Le mer. 7 août 2019 à 17:20, Matt Jadud <ma...@jadud.com> a écrit :
>
> Without looking at the code...
>
> Was letrec removed from the language before it gets to this pass? Put another way, the point of the nanopass framework is to grow/shrink/transform the language in a series of steps. As a result, the intermediate languages change from the front to the back. By the point this pass is executed, does letrec still exist in the language?

Indeed letrec was changed previously to only bind lambdas:

(define-language L8
(extends L7)
(Expr (e body)
(- (lambda (x* ...) abody)
(letrec ([x* e*] ...) abody))
(+ le
(letrec ([x* le*] ...) body)))
(LambdaExpr (le)
(+ (lambda (x* ...) abody))))

Mind the "+ le" which says that LambdaExpr can appear as a body of an
Expr.

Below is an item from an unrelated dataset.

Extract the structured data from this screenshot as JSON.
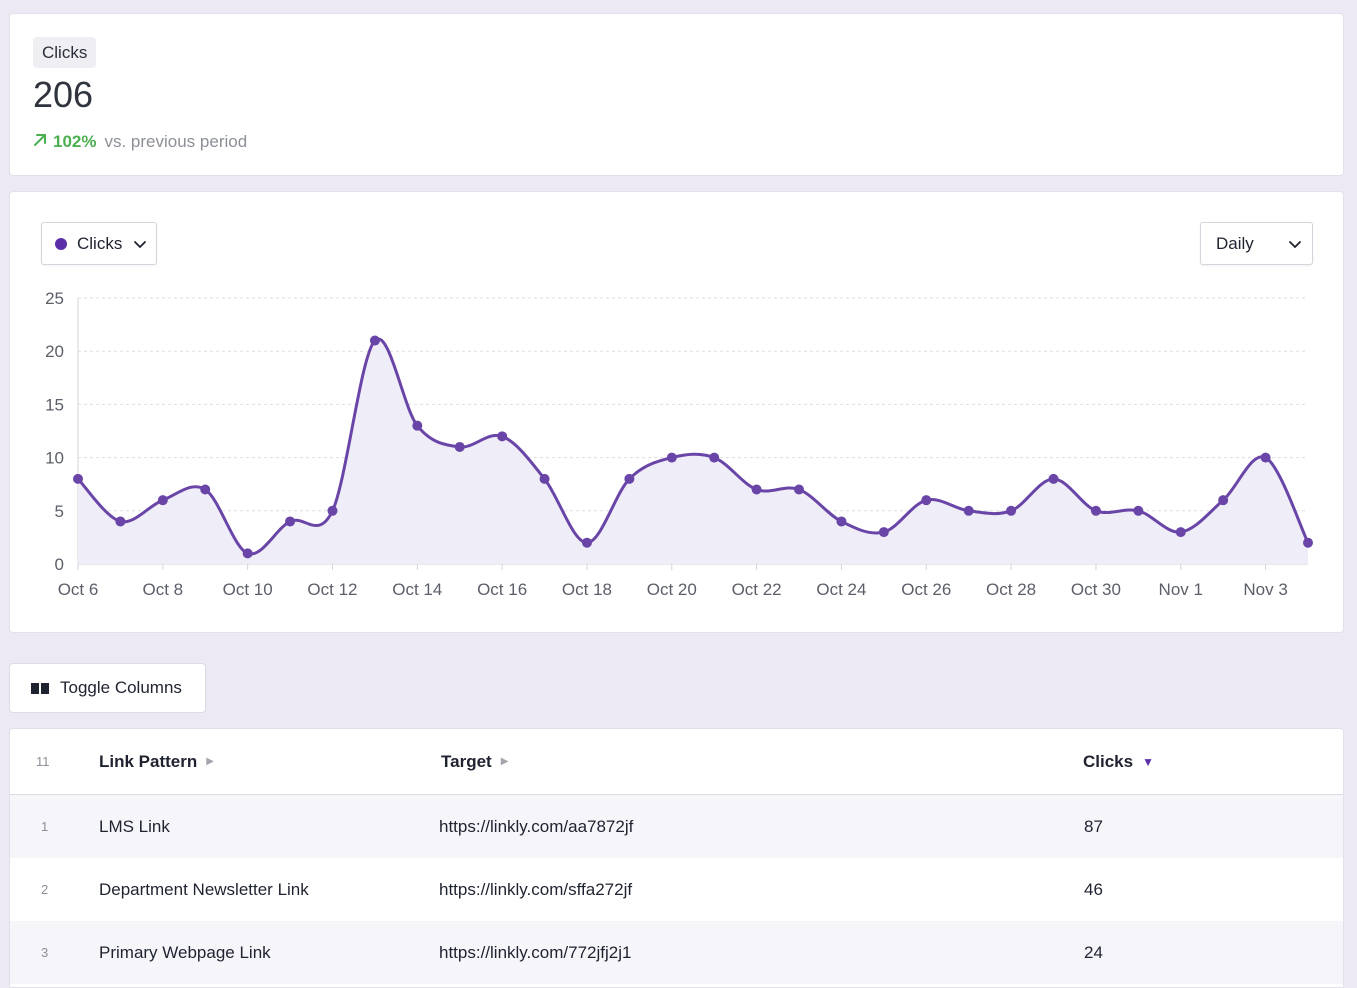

Then then L9 will remove that "le" from Expr:

(define-language L9
(extends L8)
(Expr (e body)
(- le)))

In the remove-anonymous-lambda pass, the matching rule is over Expr:

(define-pass remove-anonymous-lambda : L8 (e) -> L9 ()
(Expr : Expr (e) -> Expr ()
[(lambda (,x* ...) ,[abody])
(let ([t (unique-var 'anon)])
`(letrec ([,t (lambda (,x* ...) ,abody)]) ,t))]))

Which means it only match LambdaExpr that appear as expression.

The bug I was talking about would appear if instead of Expr it was LambdaExpr...

Thanks!